Department of Health Policy and Management, School of Public Health, Peking University, Beijing, China.
China Center for Health Development Studies, Peking University, Beijing, China.
PLoS One. 2024 Jul 25;19(7):e0304294. doi: 10.1371/journal.pone.0304294. eCollection 2024.
There is a paucity of evidence regarding the definition of the quality of primary health care (PHC) in China. This study aims to evaluate the PHC quality for chronic diseases in rural areas based on a modified conceptual framework tailored to the context of rural China.

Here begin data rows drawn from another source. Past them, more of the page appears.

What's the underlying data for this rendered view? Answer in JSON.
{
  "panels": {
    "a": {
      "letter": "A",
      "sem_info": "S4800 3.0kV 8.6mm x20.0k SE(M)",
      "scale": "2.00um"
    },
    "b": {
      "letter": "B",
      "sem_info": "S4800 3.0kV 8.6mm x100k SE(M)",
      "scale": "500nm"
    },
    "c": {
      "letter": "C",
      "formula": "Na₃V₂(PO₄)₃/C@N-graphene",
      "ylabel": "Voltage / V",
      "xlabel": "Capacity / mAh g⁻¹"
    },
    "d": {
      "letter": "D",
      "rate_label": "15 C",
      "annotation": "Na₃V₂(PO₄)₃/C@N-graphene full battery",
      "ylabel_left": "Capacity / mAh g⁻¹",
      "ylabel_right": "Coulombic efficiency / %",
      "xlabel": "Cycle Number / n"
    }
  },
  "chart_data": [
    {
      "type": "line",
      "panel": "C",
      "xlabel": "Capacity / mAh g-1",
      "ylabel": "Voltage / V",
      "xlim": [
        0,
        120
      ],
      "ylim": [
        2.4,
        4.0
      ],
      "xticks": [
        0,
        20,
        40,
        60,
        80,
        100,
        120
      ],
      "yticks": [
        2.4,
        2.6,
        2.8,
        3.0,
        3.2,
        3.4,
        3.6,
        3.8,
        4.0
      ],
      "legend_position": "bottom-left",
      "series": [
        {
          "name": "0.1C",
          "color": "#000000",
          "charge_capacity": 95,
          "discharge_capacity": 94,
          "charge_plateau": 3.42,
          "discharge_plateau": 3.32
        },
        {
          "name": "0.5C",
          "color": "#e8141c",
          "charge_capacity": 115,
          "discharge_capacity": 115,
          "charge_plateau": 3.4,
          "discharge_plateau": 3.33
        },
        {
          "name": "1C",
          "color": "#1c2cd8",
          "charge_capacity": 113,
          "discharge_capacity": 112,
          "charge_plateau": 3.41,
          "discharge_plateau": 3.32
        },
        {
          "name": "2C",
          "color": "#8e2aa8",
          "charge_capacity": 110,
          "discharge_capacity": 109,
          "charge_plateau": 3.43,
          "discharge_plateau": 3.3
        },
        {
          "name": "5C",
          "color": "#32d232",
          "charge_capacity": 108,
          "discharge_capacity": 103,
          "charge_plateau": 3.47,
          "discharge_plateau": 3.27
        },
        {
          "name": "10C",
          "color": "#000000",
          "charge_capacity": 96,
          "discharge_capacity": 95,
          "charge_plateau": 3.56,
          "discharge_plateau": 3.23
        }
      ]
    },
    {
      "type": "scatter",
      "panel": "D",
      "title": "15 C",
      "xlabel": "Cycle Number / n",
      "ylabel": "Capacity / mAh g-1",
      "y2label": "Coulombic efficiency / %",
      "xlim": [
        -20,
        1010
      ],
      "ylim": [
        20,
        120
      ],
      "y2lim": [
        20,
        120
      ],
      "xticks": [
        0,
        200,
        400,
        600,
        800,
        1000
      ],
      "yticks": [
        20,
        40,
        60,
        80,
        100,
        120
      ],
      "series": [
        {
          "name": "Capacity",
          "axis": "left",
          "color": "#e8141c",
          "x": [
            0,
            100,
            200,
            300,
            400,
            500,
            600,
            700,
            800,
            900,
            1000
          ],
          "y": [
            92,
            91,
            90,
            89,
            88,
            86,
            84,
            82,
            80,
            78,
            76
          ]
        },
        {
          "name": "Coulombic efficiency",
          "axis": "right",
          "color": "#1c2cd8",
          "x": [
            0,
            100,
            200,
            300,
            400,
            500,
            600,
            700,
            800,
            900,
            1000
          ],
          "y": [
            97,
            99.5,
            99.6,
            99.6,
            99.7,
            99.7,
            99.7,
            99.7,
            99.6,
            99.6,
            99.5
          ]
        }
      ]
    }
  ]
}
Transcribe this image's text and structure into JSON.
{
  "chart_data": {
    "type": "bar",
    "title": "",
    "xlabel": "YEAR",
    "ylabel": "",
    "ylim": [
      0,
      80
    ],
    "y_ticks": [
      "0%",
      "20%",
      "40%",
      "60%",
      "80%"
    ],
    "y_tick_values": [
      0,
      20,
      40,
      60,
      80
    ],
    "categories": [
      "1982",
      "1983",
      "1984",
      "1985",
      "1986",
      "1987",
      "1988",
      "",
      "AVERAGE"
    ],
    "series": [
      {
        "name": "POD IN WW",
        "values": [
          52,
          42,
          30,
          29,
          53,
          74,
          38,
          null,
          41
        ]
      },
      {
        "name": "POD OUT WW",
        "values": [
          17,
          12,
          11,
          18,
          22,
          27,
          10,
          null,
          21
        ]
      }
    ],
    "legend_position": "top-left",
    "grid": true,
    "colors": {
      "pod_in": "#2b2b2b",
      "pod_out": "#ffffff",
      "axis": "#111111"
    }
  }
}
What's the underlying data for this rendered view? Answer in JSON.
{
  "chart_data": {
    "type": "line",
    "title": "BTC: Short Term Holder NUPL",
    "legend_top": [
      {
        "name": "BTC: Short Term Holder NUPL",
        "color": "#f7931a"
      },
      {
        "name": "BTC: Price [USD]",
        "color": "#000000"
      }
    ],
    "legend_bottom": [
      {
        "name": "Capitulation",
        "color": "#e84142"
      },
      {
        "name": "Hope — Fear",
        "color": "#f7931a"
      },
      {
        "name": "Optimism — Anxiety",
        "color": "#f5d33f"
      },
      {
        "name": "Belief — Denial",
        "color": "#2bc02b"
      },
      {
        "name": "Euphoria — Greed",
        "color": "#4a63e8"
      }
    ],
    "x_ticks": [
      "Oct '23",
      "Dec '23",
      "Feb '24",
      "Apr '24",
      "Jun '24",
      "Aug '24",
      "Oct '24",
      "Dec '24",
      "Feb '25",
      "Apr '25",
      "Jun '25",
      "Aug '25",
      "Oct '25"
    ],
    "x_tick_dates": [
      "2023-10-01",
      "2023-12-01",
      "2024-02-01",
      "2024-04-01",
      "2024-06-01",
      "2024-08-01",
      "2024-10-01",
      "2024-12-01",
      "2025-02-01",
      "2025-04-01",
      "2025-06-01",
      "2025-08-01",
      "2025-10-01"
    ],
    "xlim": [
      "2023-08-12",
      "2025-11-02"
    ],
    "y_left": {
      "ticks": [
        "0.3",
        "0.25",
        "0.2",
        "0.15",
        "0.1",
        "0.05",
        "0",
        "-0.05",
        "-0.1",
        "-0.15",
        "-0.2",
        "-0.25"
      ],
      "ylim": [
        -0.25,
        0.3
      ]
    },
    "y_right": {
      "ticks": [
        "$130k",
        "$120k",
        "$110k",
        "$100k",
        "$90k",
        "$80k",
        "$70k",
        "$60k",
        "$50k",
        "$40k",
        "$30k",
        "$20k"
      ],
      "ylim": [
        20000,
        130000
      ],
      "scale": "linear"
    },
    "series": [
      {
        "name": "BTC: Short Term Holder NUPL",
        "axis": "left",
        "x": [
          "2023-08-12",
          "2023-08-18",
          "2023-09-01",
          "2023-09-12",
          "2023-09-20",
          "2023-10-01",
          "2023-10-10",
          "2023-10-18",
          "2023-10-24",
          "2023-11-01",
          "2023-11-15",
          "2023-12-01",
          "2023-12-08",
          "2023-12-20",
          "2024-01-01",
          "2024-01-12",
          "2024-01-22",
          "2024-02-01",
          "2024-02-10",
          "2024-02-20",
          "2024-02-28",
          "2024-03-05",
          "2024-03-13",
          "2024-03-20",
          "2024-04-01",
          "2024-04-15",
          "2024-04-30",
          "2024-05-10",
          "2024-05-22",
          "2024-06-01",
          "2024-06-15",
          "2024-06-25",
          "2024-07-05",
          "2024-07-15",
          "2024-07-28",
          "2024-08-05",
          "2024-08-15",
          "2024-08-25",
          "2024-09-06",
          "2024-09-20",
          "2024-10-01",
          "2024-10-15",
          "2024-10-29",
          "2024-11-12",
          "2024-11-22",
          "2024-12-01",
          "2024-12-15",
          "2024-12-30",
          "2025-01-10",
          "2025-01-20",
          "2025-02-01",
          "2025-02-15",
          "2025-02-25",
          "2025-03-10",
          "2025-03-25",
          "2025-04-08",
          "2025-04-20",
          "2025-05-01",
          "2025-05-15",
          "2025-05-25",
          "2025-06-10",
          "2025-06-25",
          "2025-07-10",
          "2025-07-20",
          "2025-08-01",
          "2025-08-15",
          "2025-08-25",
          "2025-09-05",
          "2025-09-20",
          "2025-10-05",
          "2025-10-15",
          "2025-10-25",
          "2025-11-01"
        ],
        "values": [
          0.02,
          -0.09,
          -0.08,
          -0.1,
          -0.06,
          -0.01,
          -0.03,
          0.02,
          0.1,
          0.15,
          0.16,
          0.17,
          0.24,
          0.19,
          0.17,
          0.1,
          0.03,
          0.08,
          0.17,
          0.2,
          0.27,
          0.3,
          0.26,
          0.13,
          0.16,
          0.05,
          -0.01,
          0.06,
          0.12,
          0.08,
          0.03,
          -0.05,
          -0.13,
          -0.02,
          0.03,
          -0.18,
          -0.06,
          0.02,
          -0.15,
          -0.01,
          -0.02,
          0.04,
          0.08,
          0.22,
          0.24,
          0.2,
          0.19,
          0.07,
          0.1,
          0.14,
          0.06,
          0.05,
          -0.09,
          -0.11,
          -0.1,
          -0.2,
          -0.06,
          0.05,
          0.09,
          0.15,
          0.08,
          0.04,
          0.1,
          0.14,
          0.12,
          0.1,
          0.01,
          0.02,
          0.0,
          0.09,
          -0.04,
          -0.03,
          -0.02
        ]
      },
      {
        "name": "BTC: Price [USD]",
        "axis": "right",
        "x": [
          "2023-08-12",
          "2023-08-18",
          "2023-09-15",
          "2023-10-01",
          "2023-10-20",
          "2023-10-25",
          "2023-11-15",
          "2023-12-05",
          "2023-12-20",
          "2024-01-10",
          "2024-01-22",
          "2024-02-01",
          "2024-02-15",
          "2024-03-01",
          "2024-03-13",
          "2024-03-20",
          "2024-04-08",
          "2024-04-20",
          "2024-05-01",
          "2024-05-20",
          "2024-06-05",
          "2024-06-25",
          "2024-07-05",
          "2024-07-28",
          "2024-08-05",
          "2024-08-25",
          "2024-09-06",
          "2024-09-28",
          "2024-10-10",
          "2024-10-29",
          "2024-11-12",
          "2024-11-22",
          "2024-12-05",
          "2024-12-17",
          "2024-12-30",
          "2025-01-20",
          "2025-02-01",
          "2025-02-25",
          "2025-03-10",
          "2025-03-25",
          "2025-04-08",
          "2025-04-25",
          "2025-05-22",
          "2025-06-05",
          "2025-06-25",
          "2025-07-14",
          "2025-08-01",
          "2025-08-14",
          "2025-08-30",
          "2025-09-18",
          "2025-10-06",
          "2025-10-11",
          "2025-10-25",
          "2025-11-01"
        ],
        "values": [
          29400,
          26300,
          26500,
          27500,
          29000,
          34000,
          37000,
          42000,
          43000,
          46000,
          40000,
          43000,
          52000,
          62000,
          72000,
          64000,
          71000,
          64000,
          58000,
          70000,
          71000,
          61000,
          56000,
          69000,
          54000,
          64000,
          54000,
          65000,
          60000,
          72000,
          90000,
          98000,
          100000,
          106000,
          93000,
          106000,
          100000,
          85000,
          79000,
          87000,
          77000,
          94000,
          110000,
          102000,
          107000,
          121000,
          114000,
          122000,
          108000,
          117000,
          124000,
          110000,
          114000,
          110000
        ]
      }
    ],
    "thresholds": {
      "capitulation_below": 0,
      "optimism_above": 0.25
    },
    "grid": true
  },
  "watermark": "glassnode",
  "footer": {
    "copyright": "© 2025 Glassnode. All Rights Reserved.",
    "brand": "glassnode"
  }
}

This comprehensive study, involving a patient survey, a provider survey and chart abstraction, and second-hand registered data, was set in three low-resource counties in rural China from 2021 to 2022. Rural patients with hypertension or type 2 diabetes, and health care workers providing care on hypertension or diabetes were involved. The modified PHC quality framework encompasses three core domains: a competent PHC system (comprehensiveness, accessibility, continuity, and coordination), effective clinical care (assessment, diagnosis, treatment, disease management, and provider competence), and positive user experience (information sharing, shared decision-making, respect for patient's preferences, and family-centeredness). Standardized PHC quality score was generated by arithmetic means or Rasch models of Item Response Theory.
This study included 1355 patients, 333 health care providers and 2203 medical records. Ranging from 0 (the worst) to 1 (the best), the average quality score for the PHC system was 0.718, with 0.887 for comprehensiveness, 0.781 for accessibility, 0.489 for continuity, and 0.714 for coordination. For clinical care, average quality was 0.773 for disease assessment, 0.768 for diagnosis, 0.677 for treatment, 0.777 for disease management, and 0.314 for provider competence. The average quality for user experience was 0.727, with 0.933 for information sharing, 0.657 for shared decision-making, 0.936 for respect for patients' preferences, and 0.382 for family-centeredness. The differences in quality among population subgroups, although statistically significant, were small.
The PHC quality in rural China has shown strengths and limitations. We identified large gaps in continuity of care, treatment, provider competence, family-centeredness, and shared decision-making. Policymakers should invest more effort in addressing these gaps to improve PHC quality.
中国缺乏关于初级卫生保健(PHC)质量定义的证据。本研究旨在基于适合中国农村背景的修改概念框架,评估农村地区慢性病的 PHC 质量。
本综合研究于 2021 年至 2022 年在我国三个资源匮乏的农村县进行,涉及患者调查、提供者调查和图表提取以及二手登记数据。研究对象为患有高血压或 2 型糖尿病的农村患者以及提供高血压或糖尿病护理的卫生保健工作者。修改后的 PHC 质量框架包括三个核心领域:一个有能力的 PHC 系统(全面性、可及性、连续性和协调性)、有效的临床护理(评估、诊断、治疗、疾病管理和提供者能力)以及积极的用户体验(信息共享、共同决策、尊重患者偏好和以家庭为中心)。通过算术平均值或项目反应理论的拉斯克模型生成标准化 PHC 质量评分。
本研究共纳入 1355 名患者、333 名卫生保健提供者和 2203 份病历。PHC 系统的平均质量评分为 0.718(最差得分为 0,最佳得分为 1),其中全面性得分为 0.887,可及性得分为 0.781,连续性得分为 0.489,协调性得分为 0.714。临床护理方面,疾病评估的平均质量评分为 0.773,诊断评分为 0.768,治疗评分为 0.677,疾病管理评分为 0.777,提供者能力评分为 0.314。用户体验的平均质量评分为 0.727,其中信息共享评分为 0.933,共同决策评分为 0.657,尊重患者偏好评分为 0.936,以家庭为中心评分为 0.382。尽管人口亚组之间的质量差异在统计学上有显著意义,但差异较小。
中国农村的 PHC 质量存在优势和局限性。我们发现连续性护理、治疗、提供者能力、以家庭为中心和共同决策方面存在较大差距。政策制定者应加大力度解决这些差距,以提高 PHC 质量。